The title of Our Mutual Friend refers to John Harmond who shows up independently in two sub-plots. At some point, two men meet and realize that they both know the same person; one refers to him as “our mutual friend.” Dickens powerfully suggests in the novel the interconnectedness of people (and narratives). Some readers have argued that this is Dickens’ critique of the rigid class structure that defined English society in the 19C; others suggest that this theme of connection and mutuality is influenced by Darwin. This “mutuality,” the myriad connections and relations of the novel, seem very much a LOST trope: we similarly see people from one plot reappear in someone else’s story. How significant these mutual friends are remains to be seen.

Garbage

The plot of Our Mutual Friend revolves around several mysterious garbage heaps, called dust mounds, that were the source of John Harmon’s father’s fortune. Who inherits these mounds is a major plot concern. (There are several wills floating around, one of which is actually buried in a dust mound.) The mounds are eventually demolished. But we never learn exactly what they were made of. (One critic, Humphrey House, speculated that human excrement was part of them.) These mounds, like the LOST fuselage and all the trash that the crash generated and that litters the beach, are both mysterious and frightening.

Narrative structure

Henry James called the Victorian novel a “loose baggy monster.” Our Mutual Friend fills the bill. It is as loose and baggy as anything Dickens wrote. (He seems to have run out of steam somewhere in the second half.) We still don’t know if LOST is also going to be loose and baggy or whether in the end it will be a coherent “well-wrought urn” with all the questions answered and loose ends tidied up. Also, it’s interesting to note that Dickens published Our Mutual Friend serially—writing under time pressure (he was uncharacteristically close to deadlines with this novel). Similarly, of course, LOST is written and produced serially, with an audience hungry for more.

Inspiration

Damon Lindelof and Carlton Cuse mentioned in a NY Times article that they got the idea of using this book from an interview of writer John Irving. Irving had stated that he wanted Our Mutual Friend to be the the last book he reads before dying.

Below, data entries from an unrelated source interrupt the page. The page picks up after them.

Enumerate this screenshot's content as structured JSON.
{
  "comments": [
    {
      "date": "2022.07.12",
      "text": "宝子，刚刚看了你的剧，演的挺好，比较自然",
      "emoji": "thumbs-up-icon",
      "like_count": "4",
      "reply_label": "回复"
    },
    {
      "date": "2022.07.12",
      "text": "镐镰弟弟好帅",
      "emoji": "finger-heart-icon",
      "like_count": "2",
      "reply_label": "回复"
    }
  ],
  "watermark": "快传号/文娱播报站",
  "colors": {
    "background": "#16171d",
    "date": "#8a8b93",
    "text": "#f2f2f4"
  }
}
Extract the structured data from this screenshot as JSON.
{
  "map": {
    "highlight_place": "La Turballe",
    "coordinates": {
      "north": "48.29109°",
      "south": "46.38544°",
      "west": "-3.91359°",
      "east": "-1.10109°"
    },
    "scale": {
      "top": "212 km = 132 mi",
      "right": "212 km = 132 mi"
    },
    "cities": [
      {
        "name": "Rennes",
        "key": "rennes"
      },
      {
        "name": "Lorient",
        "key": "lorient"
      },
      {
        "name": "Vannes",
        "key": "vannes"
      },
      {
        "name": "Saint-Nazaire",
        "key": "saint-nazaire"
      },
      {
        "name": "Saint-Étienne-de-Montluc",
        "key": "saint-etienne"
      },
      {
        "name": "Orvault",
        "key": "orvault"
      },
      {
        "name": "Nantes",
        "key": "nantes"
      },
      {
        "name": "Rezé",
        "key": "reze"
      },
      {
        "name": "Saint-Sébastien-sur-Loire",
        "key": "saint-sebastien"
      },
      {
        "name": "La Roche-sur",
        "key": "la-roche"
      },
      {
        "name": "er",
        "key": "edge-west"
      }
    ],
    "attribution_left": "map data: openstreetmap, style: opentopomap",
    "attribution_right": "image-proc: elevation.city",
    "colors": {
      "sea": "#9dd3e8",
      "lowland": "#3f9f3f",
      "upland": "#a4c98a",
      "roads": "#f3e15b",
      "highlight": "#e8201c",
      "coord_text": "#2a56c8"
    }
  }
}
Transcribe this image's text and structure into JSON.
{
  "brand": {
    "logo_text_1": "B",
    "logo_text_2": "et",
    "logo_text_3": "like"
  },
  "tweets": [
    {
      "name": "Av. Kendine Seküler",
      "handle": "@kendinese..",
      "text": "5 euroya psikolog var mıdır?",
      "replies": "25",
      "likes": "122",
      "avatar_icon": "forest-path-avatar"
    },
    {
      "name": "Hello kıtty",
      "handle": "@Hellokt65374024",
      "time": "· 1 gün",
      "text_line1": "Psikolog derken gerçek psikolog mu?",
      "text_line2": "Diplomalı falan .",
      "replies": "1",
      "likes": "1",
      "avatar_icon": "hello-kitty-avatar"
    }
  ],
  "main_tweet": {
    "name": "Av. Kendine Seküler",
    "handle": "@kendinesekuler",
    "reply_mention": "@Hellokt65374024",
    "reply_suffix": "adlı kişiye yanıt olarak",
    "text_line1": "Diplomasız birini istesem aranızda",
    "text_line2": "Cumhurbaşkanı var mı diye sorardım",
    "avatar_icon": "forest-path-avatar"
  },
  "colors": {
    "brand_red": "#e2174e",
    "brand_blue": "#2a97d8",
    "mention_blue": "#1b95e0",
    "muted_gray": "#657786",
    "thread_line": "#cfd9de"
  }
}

Lindelof and Cuse also felt they could personally relate to what Charles Dickens went through as a writer. As Cuse said: "He was writing chapter by chapter for newspapers. We often think: 'How much did Dickens know when he was writing his stories? How much of it was planned out, and how much was flying by the seat of his pants because he had to get another chapter in? We can respect what he went through."

Dickens, in fact, had very elaborate chapter plans for Our Mutual Friend. He had to produce exactly 32 pages of printed text each month. And he had worked out in advance what would go in each monthly "number" (issue) of the book. In the postscript to the novel, he offered some insight into how readers would put together a complicated plot that unwinds over an extended time period.